Furthermore, aside from issues with fillers and seed viability, most wildflower seed mixes come with non-native wildflowers or, worse, invasive weeds. Additionally, even if some of the wildflower species are native to some parts of North America, if they're not native to your specific bioregion, they will serve little to no benefit in the native ecosystem. Our at-risk pollinators, like our native bee species (not the honeybee, which is native to Europe and Africa), have specific and highly intelligent, intricate relationships with the native plants in their bioregion that they have evolved alongside for millennia. If you use a wildflower mix that has California poppies and you live in Georgia, not only will the plant be unhappy, but it won't serve any ecological benefit to the native ecosystem. 
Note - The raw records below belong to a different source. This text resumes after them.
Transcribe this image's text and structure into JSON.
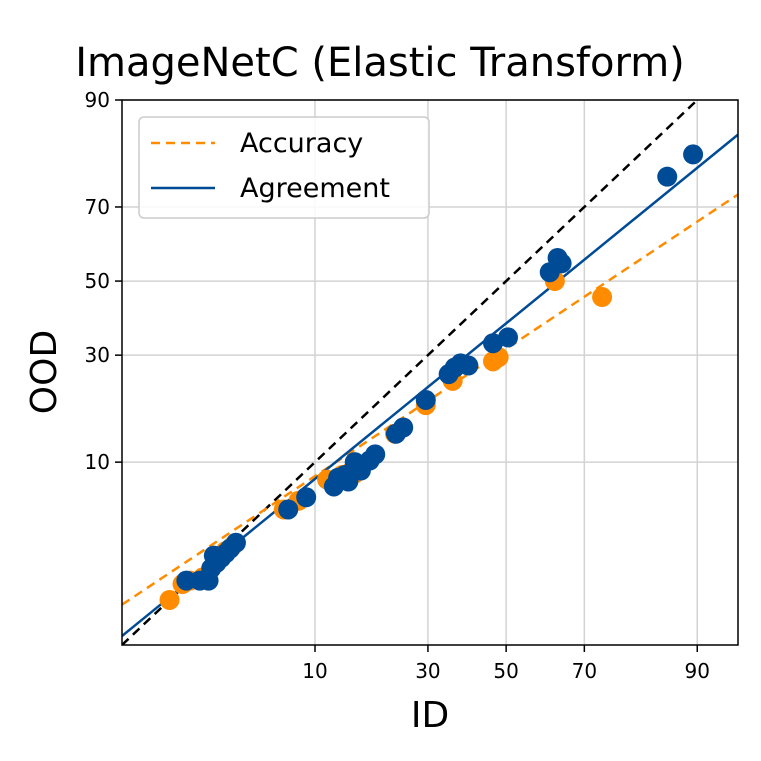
{
  "chart_data": {
    "type": "scatter",
    "title": "ImageNetC (Elastic Transform)",
    "xlabel": "ID",
    "ylabel": "OOD",
    "scale": "probit",
    "xlim": [
      0.5,
      94
    ],
    "ylim": [
      0.5,
      90
    ],
    "xticks": [
      10,
      30,
      50,
      70,
      90
    ],
    "yticks": [
      10,
      30,
      50,
      70,
      90
    ],
    "grid": true,
    "legend_position": "top-left",
    "colors": {
      "accuracy": "#ff8c00",
      "agreement": "#004b96",
      "diagonal": "#000000",
      "grid": "#d3d3d3"
    },
    "series": [
      {
        "name": "Accuracy",
        "line_style": "dashed",
        "fit_line": {
          "x": [
            0.5,
            94
          ],
          "y": [
            1.1,
            73.0
          ]
        },
        "points": [
          [
            1.2,
            1.2
          ],
          [
            1.5,
            1.6
          ],
          [
            1.7,
            1.7
          ],
          [
            2.1,
            1.8
          ],
          [
            2.6,
            2.3
          ],
          [
            3.0,
            2.8
          ],
          [
            3.3,
            3.0
          ],
          [
            6.8,
            5.3
          ],
          [
            8.2,
            6.0
          ],
          [
            11.5,
            8.0
          ],
          [
            13.6,
            8.5
          ],
          [
            14.8,
            8.8
          ],
          [
            15.4,
            8.6
          ],
          [
            22.8,
            14.0
          ],
          [
            29.5,
            19.0
          ],
          [
            36.0,
            24.0
          ],
          [
            46.5,
            28.5
          ],
          [
            48.0,
            29.5
          ],
          [
            62.8,
            50.0
          ],
          [
            74.0,
            45.5
          ]
        ]
      },
      {
        "name": "Agreement",
        "line_style": "solid",
        "fit_line": {
          "x": [
            0.5,
            94
          ],
          "y": [
            0.6,
            85.0
          ]
        },
        "points": [
          [
            1.6,
            1.7
          ],
          [
            2.0,
            1.7
          ],
          [
            2.3,
            1.7
          ],
          [
            2.4,
            2.1
          ],
          [
            2.6,
            2.3
          ],
          [
            2.5,
            2.6
          ],
          [
            2.8,
            2.5
          ],
          [
            3.0,
            2.7
          ],
          [
            3.2,
            2.9
          ],
          [
            3.5,
            3.2
          ],
          [
            7.2,
            5.3
          ],
          [
            9.0,
            6.3
          ],
          [
            12.4,
            7.3
          ],
          [
            13.0,
            8.2
          ],
          [
            14.0,
            8.5
          ],
          [
            14.5,
            7.8
          ],
          [
            15.5,
            10.0
          ],
          [
            16.5,
            9.0
          ],
          [
            18.0,
            10.2
          ],
          [
            19.0,
            11.0
          ],
          [
            23.0,
            14.0
          ],
          [
            24.5,
            15.0
          ],
          [
            29.5,
            20.0
          ],
          [
            35.0,
            25.5
          ],
          [
            36.5,
            27.0
          ],
          [
            38.0,
            28.0
          ],
          [
            40.0,
            27.5
          ],
          [
            46.5,
            33.0
          ],
          [
            50.5,
            34.5
          ],
          [
            61.5,
            52.5
          ],
          [
            63.5,
            56.5
          ],
          [
            64.5,
            55.0
          ],
          [
            86.0,
            77.0
          ],
          [
            89.5,
            81.5
          ]
        ]
      }
    ],
    "diagonal": {
      "x": [
        0.5,
        94
      ],
      "y": [
        0.5,
        94
      ]
    }
  }
}
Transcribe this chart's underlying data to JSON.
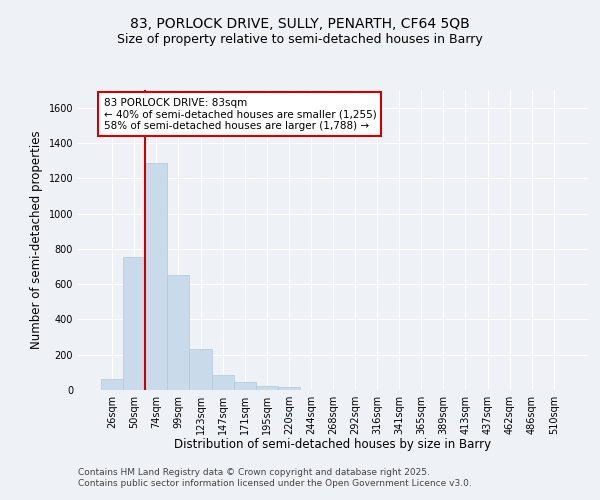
{
  "title_line1": "83, PORLOCK DRIVE, SULLY, PENARTH, CF64 5QB",
  "title_line2": "Size of property relative to semi-detached houses in Barry",
  "xlabel": "Distribution of semi-detached houses by size in Barry",
  "ylabel": "Number of semi-detached properties",
  "categories": [
    "26sqm",
    "50sqm",
    "74sqm",
    "99sqm",
    "123sqm",
    "147sqm",
    "171sqm",
    "195sqm",
    "220sqm",
    "244sqm",
    "268sqm",
    "292sqm",
    "316sqm",
    "341sqm",
    "365sqm",
    "389sqm",
    "413sqm",
    "437sqm",
    "462sqm",
    "486sqm",
    "510sqm"
  ],
  "values": [
    60,
    755,
    1285,
    650,
    230,
    85,
    45,
    25,
    15,
    0,
    0,
    0,
    0,
    0,
    0,
    0,
    0,
    0,
    0,
    0,
    0
  ],
  "bar_color": "#c9daea",
  "bar_edgecolor": "#b0c8dc",
  "vline_x_index": 2,
  "vline_color": "#cc0000",
  "ylim_max": 1700,
  "yticks": [
    0,
    200,
    400,
    600,
    800,
    1000,
    1200,
    1400,
    1600
  ],
  "annotation_text": "83 PORLOCK DRIVE: 83sqm\n← 40% of semi-detached houses are smaller (1,255)\n58% of semi-detached houses are larger (1,788) →",
  "annotation_box_edgecolor": "#cc0000",
  "background_color": "#eef2f7",
  "grid_color": "#ffffff",
  "title_fontsize": 10,
  "subtitle_fontsize": 9,
  "axis_label_fontsize": 8.5,
  "tick_fontsize": 7,
  "annot_fontsize": 7.5,
  "footer_fontsize": 6.5,
  "footer_line1": "Contains HM Land Registry data © Crown copyright and database right 2025.",
  "footer_line2": "Contains public sector information licensed under the Open Government Licence v3.0."
}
Alternatives to big box store wildflower mixes

There are lots of alternatives to buying wildflower mixes from big box stores, and it starts with putting in a little extra effort and doing some research. A great place to start is by checking out the Pollinator Partnership Ecoregional Planting Guide, where you can simply put in your zip code and receive a plethora of resources on native plants and wildflowers. Another great resource is the Xerces Society Pollinator Conservation Resource Center, where you can click your bioregion and get resources like habitat assessments, native plant lists, and installation guidelines

One thing remains abundantly clear: steer clear of those misleading, ecosystem-harming, waste of money and resources big box store wildflower mixes. Instead, find a native plant nursery near you (the Xerces Society Native Plant Nursery and Seed Directory makes this very easy), and order some seeds or plant starts! Support a local small business like a native plant nursery and cultivate native plants to contribute to their conservation and protection. There are lots of colorful wildflowers you can grow in your garden. Just be sure to look up their scientific name and identify if they are native to your bioregion. Nothing is worse than a well-intentioned gardener inadvertently creating problems for biodiversity and the ecosystem they are seeking to uplift. With some education and planning, gardeners can successfully support biodiversity and conservation efforts in their home gardens.